Center (“PCC”) in Mineral Point, Missouri. He filed the instant complaint on a Court-provided ‘Prisoner Civil Rights Complaint’ form pursuant to 42 U.S.C. § 1983. Doc. [1]. Plaintiff names three defendants: (1) Warden Danny Francis; (2) Dr. Harry; and (3) Nurse Marrissa. Plaintiff indicates he is bringing this action against Warden Francis and Dr. Harry in their official capacities only, but does not specify in what capacity he is suing Nurse Marrissa. In the statement of claim section of the form complaint, plaintiff alleges he is “being forced medication without a court order.” Id. at 4. He states that when he refuses the medication he is “tackled,” “stripped naked,” “held down,” “give[n] a shot,” and “placed in a suicide cell” where he does not have access to soap, tissues, or toilet paper, and is fed out of a brown bag.

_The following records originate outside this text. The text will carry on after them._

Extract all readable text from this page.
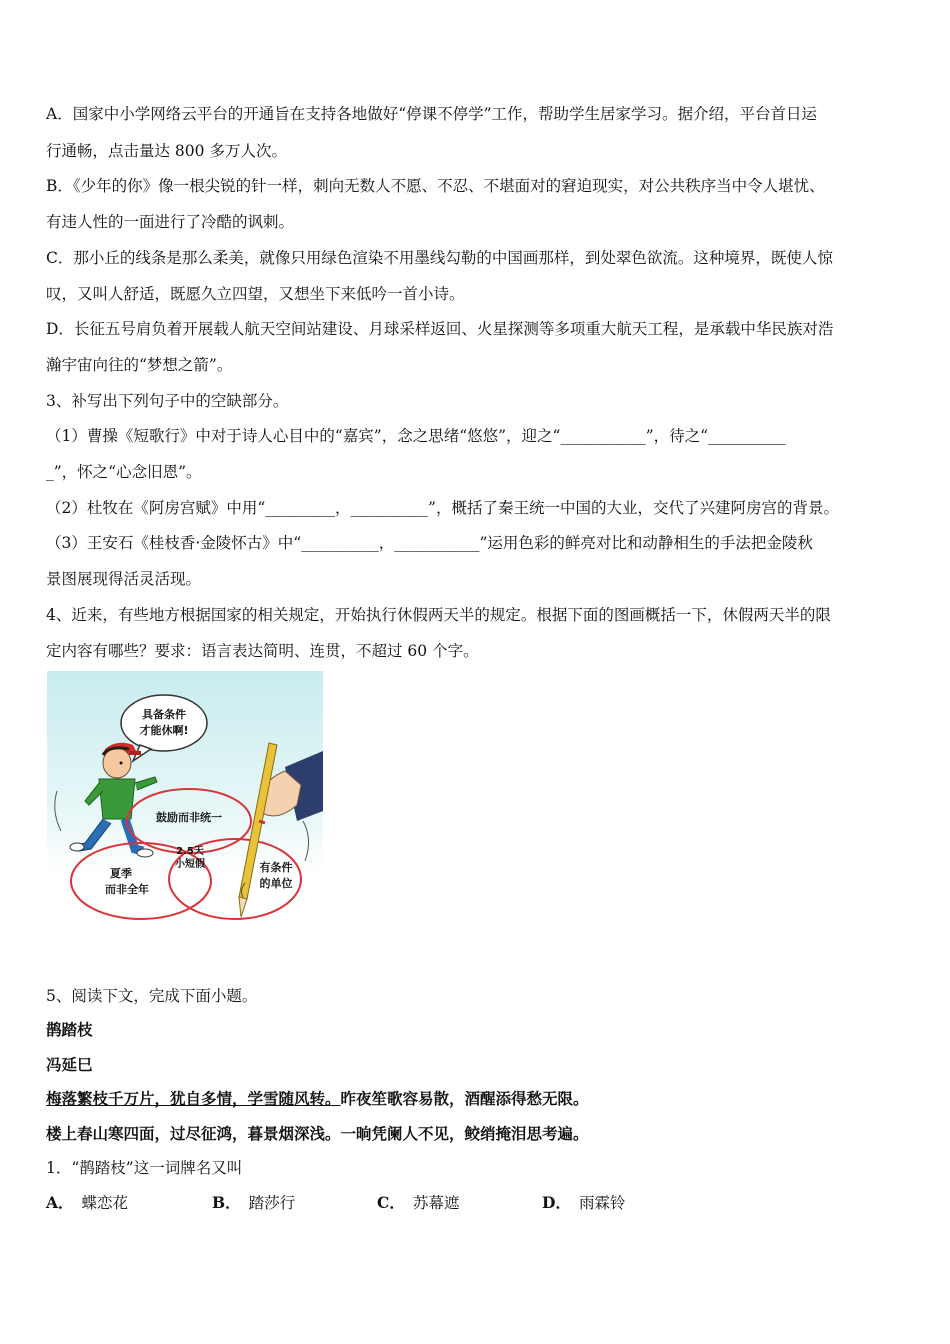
A．国家中小学网络云平台的开通旨在支持各地做好“停课不停学”工作，帮助学生居家学习。据介绍，平台首日运
行通畅，点击量达 800 多万人次。
B．《少年的你》像一根尖锐的针一样，刺向无数人不愿、不忍、不堪面对的窘迫现实，对公共秩序当中令人堪忧、
有违人性的一面进行了冷酷的讽刺。
C．那小丘的线条是那么柔美，就像只用绿色渲染不用墨线勾勒的中国画那样，到处翠色欲流。这种境界，既使人惊
叹，又叫人舒适，既愿久立四望，又想坐下来低吟一首小诗。
D．长征五号肩负着开展载人航天空间站建设、月球采样返回、火星探测等多项重大航天工程，是承载中华民族对浩
瀚宇宙向往的“梦想之箭”。
3、补写出下列句子中的空缺部分。
（1）曹操《短歌行》中对于诗人心目中的“嘉宾”，念之思绪“悠悠”，迎之“___________”，待之“__________
_”，怀之“心念旧恩”。
（2）杜牧在《阿房宫赋》中用“_________，__________”，概括了秦王统一中国的大业，交代了兴建阿房宫的背景。
（3）王安石《桂枝香·金陵怀古》中“__________，___________”运用色彩的鲜亮对比和动静相生的手法把金陵秋
景图展现得活灵活现。
4、近来，有些地方根据国家的相关规定，开始执行休假两天半的规定。根据下面的图画概括一下，休假两天半的限
定内容有哪些？要求：语言表达简明、连贯，不超过 60 个字。
具备条件
才能休啊!
鼓励而非统一
2.5天
小短假
夏季
而非全年
有条件
的单位
5、阅读下文，完成下面小题。
鹊踏枝
冯延巳
梅落繁枝千万片，犹自多情，学雪随风转。昨夜笙歌容易散，酒醒添得愁无限。
楼上春山寒四面，过尽征鸿，暮景烟深浅。一晌凭阑人不见，鲛绡掩泪思考遍。
1．“鹊踏枝”这一词牌名又叫
A． 蝶恋花	B． 踏莎行	C． 苏幕遮	D． 雨霖铃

Id. He further alleges he has only been given one set of clothing, and has been denied showers and towels. Id. He states he has seen defendant Dr. Harry, a psychiatrist, but they are unable to communicate because he is a “foreign doctor.” Id. He also takes issue with his prescribed medication, explaining: “I was on Respidal [sic] on the . . . streets when I was free. Now I’m on Xyprexson [sic]. It’s not

working at all.” Id. He further claims he has received 10 conduct violations since last August with no due process. Plaintiff does not identify who allegedly forces him to take medication, places him in a suicide cell with limited supplies, prescribes him medication, or denies him due process. Plaintiff describes his injuries as “knees, tooth, self respect, [and] dignity.” Id. For relief, he seeks “immediate transfer,” to be released to “general population,” and to “fix [his] tooth.” Id. at 5. He does not seek any monetary damages. Under the “Relief” section, plaintiff asserts he is in “imminent danger of serious physical harm” and “fear[s] for [his] life due to this litigation” because “they’ve threatened [him] with an extension of more punishment[.]” Id. Discussion A. Official Capacity Claims

Plaintiff explicitly indicates he is suing defendants Warden Francis and Dr. Harry in their official capacities only. Id. at 2-3.